Saturday, March 19, 2011

Finca La Milagrosa

This is going to be a long post, I worry.

I love coffee.... who doesn't, right? But I knew next to nothing about how it grows, how it's processed and how it gets to my kitchen. So we arranged the day before to visit Finca La Milagrosa, Panama's 2nd best coffee plantation, owned and operated like an almost 1-man band by a man named Tito.
Tito is the man in the middle. The one on the left is our guide through the plantation.

He is a legend among Panamanians and coffee growers because he did all this with no funding by a bank and using under 10 acres of land. Not bad.

Now, it didn't happen overnight and as he had limited funding, he made do with what he had available to him and this makes his coffee bean processing machine look something like a Rube Goldberg apparatus.

For example, it was explained to us that this wreckage was once his car that he stripped for parts to make parts for his roasting machine, and conveyor belts.

You'll see more of this later but first, here is coffee beans growing. Now this particular bean is a Geisha, the most appreciated bean in Panama and the No. 1 finca sells their beans for $170.00 a pound. One of our fellow tourists bought a pound of Tito's for $80.0 US. Now, I like me coffee something fierce, but I draw the line in the sand somewhat below that price.

Tito grows several other varieties and these are all blended together to get another coffee bean. Geisha stands alone.

The beans are inside this beautiful red berry and I was surprised how small they actually are! I thought the beans we see inside a bag of roasted coffee was the size you'd find in the bean but here you can see in this hand what the bean looks like fresh.

Here is Mo enjoying a cup of coffee that Tito brewed and passed out as the guide continued to explain how the coffee is processed.

I don't remember what this is used for, I think it helps remove the hulls, but don't quote me on that. What is interesting about it is the contraption is the drum from a washing machine!!!

(Just one of many chickens I chased around getting shots of. This one posed.)

But I do know they go through this hopper and the lots of the outer shell goes flying through wide tubes and out the other end some 50 yards away where chickens mill around scratching at the remains.

You can see the dried beans and the hulls that are loosening from the bean

Now, there are several steps involved with rinsing and soaking etc before you get to a bean that is ready for roasting but we will sprint ahead to that step at this point.
Ready Beans

Tito pours the beans into this roaster
The roasting doesn't take long at all. Again, Tito made the roaster himself and oversaw the roasting.

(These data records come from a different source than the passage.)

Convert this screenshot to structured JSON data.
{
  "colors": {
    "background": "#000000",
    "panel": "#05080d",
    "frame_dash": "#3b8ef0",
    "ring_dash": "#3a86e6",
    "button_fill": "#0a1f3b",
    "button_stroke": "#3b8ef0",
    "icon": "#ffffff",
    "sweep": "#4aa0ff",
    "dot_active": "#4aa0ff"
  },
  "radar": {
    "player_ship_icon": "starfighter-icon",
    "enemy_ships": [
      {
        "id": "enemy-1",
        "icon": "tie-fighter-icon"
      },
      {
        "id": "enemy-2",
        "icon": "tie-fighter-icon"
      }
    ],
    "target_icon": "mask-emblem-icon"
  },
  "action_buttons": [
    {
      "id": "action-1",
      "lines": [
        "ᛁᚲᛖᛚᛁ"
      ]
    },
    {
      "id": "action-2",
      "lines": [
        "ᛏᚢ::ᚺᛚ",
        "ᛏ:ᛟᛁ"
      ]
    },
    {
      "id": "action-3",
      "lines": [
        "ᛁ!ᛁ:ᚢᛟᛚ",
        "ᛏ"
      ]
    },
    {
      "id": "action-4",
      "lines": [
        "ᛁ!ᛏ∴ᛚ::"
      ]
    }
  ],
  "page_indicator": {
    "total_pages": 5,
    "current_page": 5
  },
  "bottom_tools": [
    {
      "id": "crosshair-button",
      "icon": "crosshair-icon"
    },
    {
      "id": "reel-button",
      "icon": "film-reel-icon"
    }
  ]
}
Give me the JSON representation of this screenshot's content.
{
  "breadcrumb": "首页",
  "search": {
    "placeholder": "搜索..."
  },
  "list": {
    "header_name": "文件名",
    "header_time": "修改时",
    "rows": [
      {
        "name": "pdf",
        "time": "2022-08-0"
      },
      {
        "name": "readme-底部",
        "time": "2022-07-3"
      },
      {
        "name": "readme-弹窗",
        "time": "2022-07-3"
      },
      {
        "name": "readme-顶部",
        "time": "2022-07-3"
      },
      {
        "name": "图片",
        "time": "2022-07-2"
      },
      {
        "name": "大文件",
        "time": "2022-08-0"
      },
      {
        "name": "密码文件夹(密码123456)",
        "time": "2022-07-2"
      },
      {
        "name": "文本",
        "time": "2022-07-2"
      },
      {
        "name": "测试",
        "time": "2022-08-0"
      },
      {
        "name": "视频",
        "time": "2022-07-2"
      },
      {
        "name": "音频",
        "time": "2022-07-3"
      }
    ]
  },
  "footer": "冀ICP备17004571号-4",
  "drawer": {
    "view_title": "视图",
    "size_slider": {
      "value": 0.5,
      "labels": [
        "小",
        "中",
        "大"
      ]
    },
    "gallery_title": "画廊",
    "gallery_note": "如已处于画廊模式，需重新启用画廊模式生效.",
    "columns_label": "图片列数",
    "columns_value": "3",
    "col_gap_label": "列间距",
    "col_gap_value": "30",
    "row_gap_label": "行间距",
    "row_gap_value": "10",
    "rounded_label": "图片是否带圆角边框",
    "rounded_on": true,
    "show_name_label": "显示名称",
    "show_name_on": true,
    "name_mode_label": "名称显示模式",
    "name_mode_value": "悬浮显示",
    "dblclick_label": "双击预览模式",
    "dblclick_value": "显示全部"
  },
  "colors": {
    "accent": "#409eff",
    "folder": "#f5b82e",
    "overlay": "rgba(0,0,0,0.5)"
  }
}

Below you see his famous spoon that he welded to a stick to make a handle long enough to reach inside and not get burned in the process. He monitored carefully and once the beans reached an acceptable brown, he poured a third of the beans into that wooden bowl and continued roasting to two additional darknesses.

As you can see, the beans get larger again as they roast.

I asked why we sometimes open a bag of roasted whole beans and they appear to be oily and other times they look dry? That, he explains, is a sign that the beans were "burned" and allowed the oils to be released. The dry beans are correct. (I would have thought the other way 'round. Which is why I don't roast beans.)

The guide brings the bowl up to the grinding room and as he grinds each "roast" he has us bite into each bean and try to guess which roast we drank 30 minutes earlier. He also asked which of the 3 beans we preferred in taste and aroma.
He gets a kick out of telling us that, by his unscientific surveys, Americans by and large prefer the light roast, the Latin Americans the middle and the Europeans like the dark but what people don't know is the lighter the roast, the stronger the caffeine and it is his theory that Americans like to drink the light kind all day long because they work the hardest!

See all those bags behind him? They are bags of unroasted beans ready for shipment. Again, all exported beans are shipped out unroasted so the destinations can do it to the taste of the customer base. I remember walking down Decatur in New Orleans and smelling the strong fragrance of roasting coffee. It's been a long time since the last time.

So there you have it...... Panamanian coffee is well respected and Tito is a giant of a man. PS he also screenprints every bag and sack personally. He has become so successful, now bankers come to HIM and try to press money to crank up his operation but he has no desire nor need.

1 comment:

Rachel said...

HOW FUN! This is my favorite part of your trip so far. I feel coffee educated.